RicherMans / SAT

Streaming Audiotransformers for online Audio tagging
GNU General Public License v3.0
41 stars 4 forks source link

nan mAP when training #2

Closed SteveTanggithub closed 1 year ago

SteveTanggithub commented 1 year ago

Sry for bothering u again. i have run the MAE pretraining and SAT training like u said in README, but i got "nan" result of mAP like below. My balanced train data is about 12000 audios and eval data is about 7000 audios. Did i miss something important settings? Or something maybe go wrong? Like i should set the pretrain "pt" checkpoint i got? image

RicherMans commented 1 year ago

Hey, can you provide some more information about the issue, like what config are you using and what model is the teacher?

Did MAE pretraining work ? Did you use your pretrained mAE to initialize the model?

I would guess from your log is that the mAP is NaN because of your data, if there are some labels not being present.

SteveTanggithub commented 1 year ago

i just use the mae_tiny.yaml for pretrain MAE and balanced_sat_2_2s.yaml for SAT training. i got pretrained pt like below. image do i need change the pretrained MAE path below? image And i provide pretrain log and train log: SAT_train.log

pretrain.log About the data, here are label csvs: eval.csv balanced.csv Noticed that the numbers of labels in label csv is different from that in audio folders. (12794 of balanced audios and 7749 of eval audios)

RicherMans commented 1 year ago

Hey, first:

i just use the mae_tiny.yaml for pretrain MAE and balanced_sat_2_2s.yaml for SAT training. i got pretrained pt like below.

So your loss on these checkpoints seems to be very high, I guess your data is not 16k sampling rate or has some other problems, please check that.

do i need change the pretrained MAE path below?

I actually suggest you to use my checkpoint, since it was trained on the entire audioset.

And i provide pretrain log and train log:

Your logs seem alright, but I am strongly assuming that your data is incorrect. Please check that all samples are PCM int16 bit with a sampling rate of 16 000 Hz. Further, please check that all samples are 10s long.

Regards, Heinrich

SteveTanggithub commented 1 year ago

The mAP is still nan while i have resampled all my wav data to 16k and made them 10s. The inference .py file can be run normally. BTW, I use ur pretrained pt file u provided. Even i use just 12 train wavs and 4 eval wavs, the mAP is still the same. Could it be a data or label issue or a training process setup issue? I am really confused :(

RicherMans commented 1 year ago

Can you check that definately the data is correct? Otherwise, maybe checkout kqq's audioset (which you can directly download): https://pan.baidu.com/s/13WnzI1XDSvqXZQTS-Kqujg, password: 0vc2

But just saying, the mAP can be nAn when some of the 527 labels do not have samples during training/evaluation. Can you check that in your training/eval set, that all 527 labels are present at least once?

Kind regards

SteveTanggithub commented 1 year ago

Thank you so much. I will try your advice:)
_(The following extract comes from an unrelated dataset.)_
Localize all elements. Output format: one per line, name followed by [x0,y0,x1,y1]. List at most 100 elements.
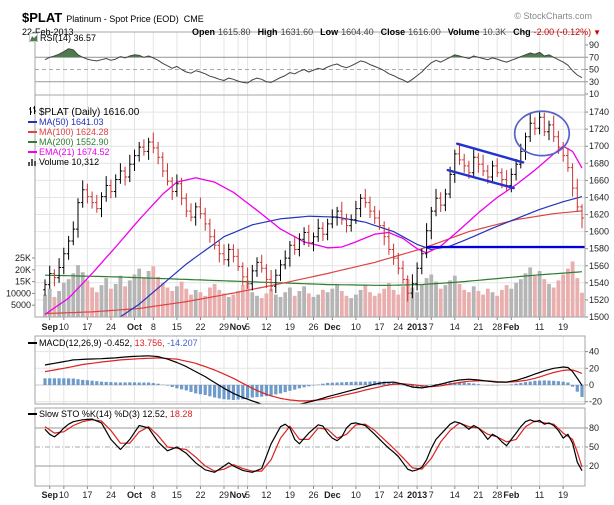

SteveTanggithub commented 1 year ago

Hi, Heinrich, I have downloaded the balanced and eval data for the dataset u provided. But the audio file names in csv files downloaded from the .sh code are different from the ones I downloaded now. Could you provide the new csvs files including the balanced, eval data and label csvs?
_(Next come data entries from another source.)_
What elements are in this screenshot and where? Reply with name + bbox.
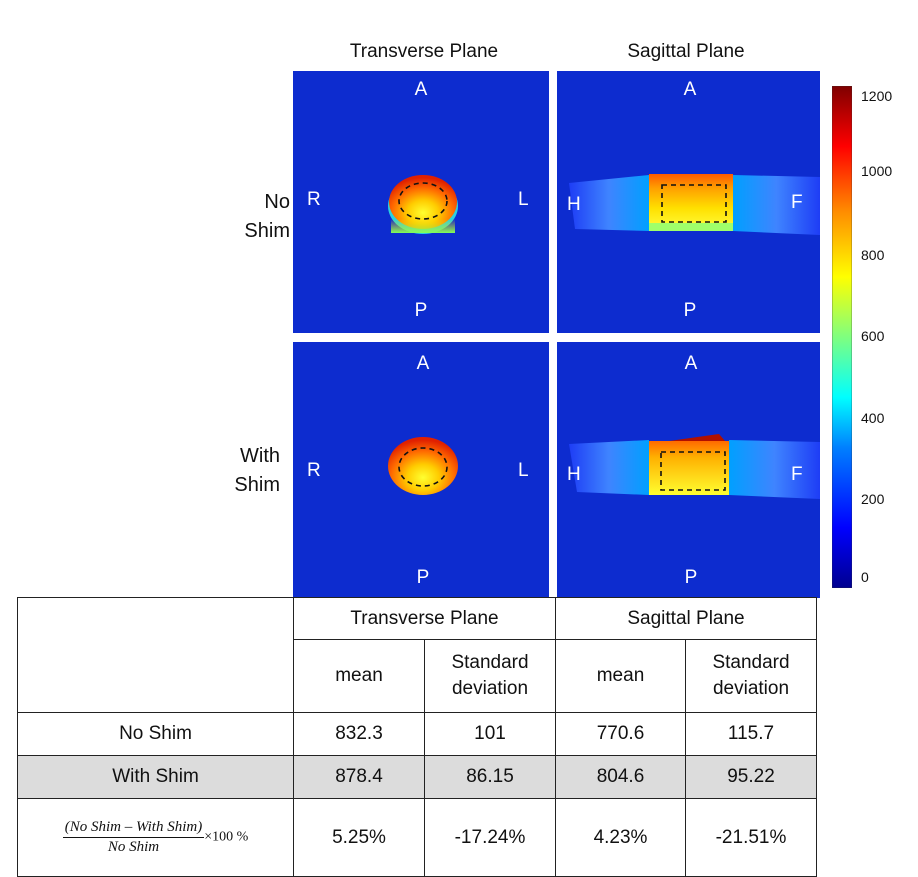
subheader-sd: Standard deviation: [685, 639, 817, 713]
cell: 770.6: [555, 712, 686, 756]
panel-transverse-with-shim: A P R L: [293, 342, 549, 604]
subheader-sd-line2: deviation: [451, 678, 529, 699]
label-head: H: [567, 464, 581, 485]
table-corner: [17, 597, 294, 713]
row-label-no-shim-line2: Shim: [244, 220, 290, 242]
cell: 95.22: [685, 755, 817, 799]
subheader-sd: Standard deviation: [424, 639, 556, 713]
table-row: No Shim 832.3 101 770.6 115.7: [17, 712, 817, 756]
label-head: H: [567, 194, 581, 215]
table-row: With Shim 878.4 86.15 804.6 95.22: [17, 755, 817, 799]
label-anterior: A: [685, 353, 698, 374]
cell: 86.15: [424, 755, 556, 799]
roi-rectangle: [660, 451, 726, 491]
colorbar-tick: 200: [861, 491, 885, 507]
table-header-transverse: Transverse Plane: [293, 597, 556, 640]
panel-sagittal-with-shim: A P H F: [557, 342, 820, 604]
formula-denominator: No Shim: [107, 839, 160, 855]
label-anterior: A: [417, 353, 430, 374]
label-posterior: P: [684, 300, 697, 321]
subheader-mean: mean: [555, 639, 686, 713]
roi-circle: [398, 182, 448, 220]
panel-transverse-no-shim: A P R L: [293, 71, 549, 333]
formula-multiplier: ×100 %: [204, 829, 249, 845]
label-right: R: [307, 189, 321, 210]
table-header-sagittal: Sagittal Plane: [555, 597, 817, 640]
label-feet: F: [791, 464, 803, 485]
panel-sagittal-no-shim: A P H F: [557, 71, 820, 333]
row-label-with-shim: With Shim: [190, 442, 280, 500]
slab-right: [729, 440, 820, 499]
title-transverse: Transverse Plane: [349, 41, 499, 62]
colorbar-tick: 1200: [861, 88, 893, 104]
row-label-no-shim-line1: No: [264, 191, 290, 213]
formula-cell: (No Shim – With Shim) No Shim ×100 %: [17, 798, 294, 877]
title-sagittal: Sagittal Plane: [627, 41, 745, 62]
row-label-with-shim-line1: With: [240, 445, 280, 467]
colorbar-tick: 400: [861, 410, 885, 426]
label-feet: F: [791, 192, 803, 213]
cell: -17.24%: [424, 798, 556, 877]
label-anterior: A: [415, 79, 428, 100]
colorbar: [832, 86, 852, 588]
label-left: L: [518, 460, 529, 481]
cell: 5.25%: [293, 798, 425, 877]
cell: 115.7: [685, 712, 817, 756]
cell: 101: [424, 712, 556, 756]
slab-right: [733, 175, 820, 235]
row-label-no-shim: No Shim: [200, 188, 290, 246]
label-right: R: [307, 460, 321, 481]
row-label: No Shim: [17, 712, 294, 756]
percent-change-formula: (No Shim – With Shim) No Shim ×100 %: [62, 819, 249, 855]
cell: -21.51%: [685, 798, 817, 877]
row-label-with-shim-line2: Shim: [234, 474, 280, 496]
row-label: With Shim: [17, 755, 294, 799]
colorbar-tick: 1000: [861, 163, 893, 179]
label-posterior: P: [685, 567, 698, 588]
label-left: L: [518, 189, 529, 210]
subheader-sd-line1: Standard: [451, 652, 529, 673]
subheader-sd-line2: deviation: [712, 678, 790, 699]
cell: 832.3: [293, 712, 425, 756]
roi-circle: [398, 447, 448, 487]
cell: 804.6: [555, 755, 686, 799]
phantom-ellipse: [388, 437, 458, 495]
slab-left: [569, 175, 649, 231]
table-row: (No Shim – With Shim) No Shim ×100 % 5.2…: [17, 798, 817, 877]
formula-numerator: (No Shim – With Shim): [62, 819, 205, 838]
cell: 878.4: [293, 755, 425, 799]
phantom-ellipse: [389, 175, 457, 229]
cell: 4.23%: [555, 798, 686, 877]
label-anterior: A: [684, 79, 697, 100]
slab-center: [649, 441, 729, 495]
stats-table: Transverse Plane Sagittal Plane mean Sta…: [17, 597, 817, 877]
subheader-sd-line1: Standard: [712, 652, 790, 673]
slab-left: [569, 440, 649, 495]
colorbar-tick: 800: [861, 247, 885, 263]
subheader-mean: mean: [293, 639, 425, 713]
colorbar-tick: 0: [861, 569, 869, 585]
label-posterior: P: [417, 567, 430, 588]
roi-rectangle: [661, 184, 727, 223]
label-posterior: P: [415, 300, 428, 321]
colorbar-tick: 600: [861, 328, 885, 344]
RicherMans commented 1 year ago

Hey there, nope that you can do yourself. Each youtube-id is usually unique up until the 11th char, so its just something like: line.split('/')[-1][:11] and then match both datasets over this key.

SteveTanggithub commented 1 year ago

hello, I load eval data by changing "dataset.UnlabeledHDF5Dataset" to "dataset.WeakRandomCropHDF5Dataset", and the mAP is shown below. I have two questions now:

  1. why do u load eval dataset labels by dataset.UnlabeledHDF5Dataset? The labels will be all zeros in that situation. Or am I getting it wrong?
  2. why the mAP in the log below is getting lower and lower when training?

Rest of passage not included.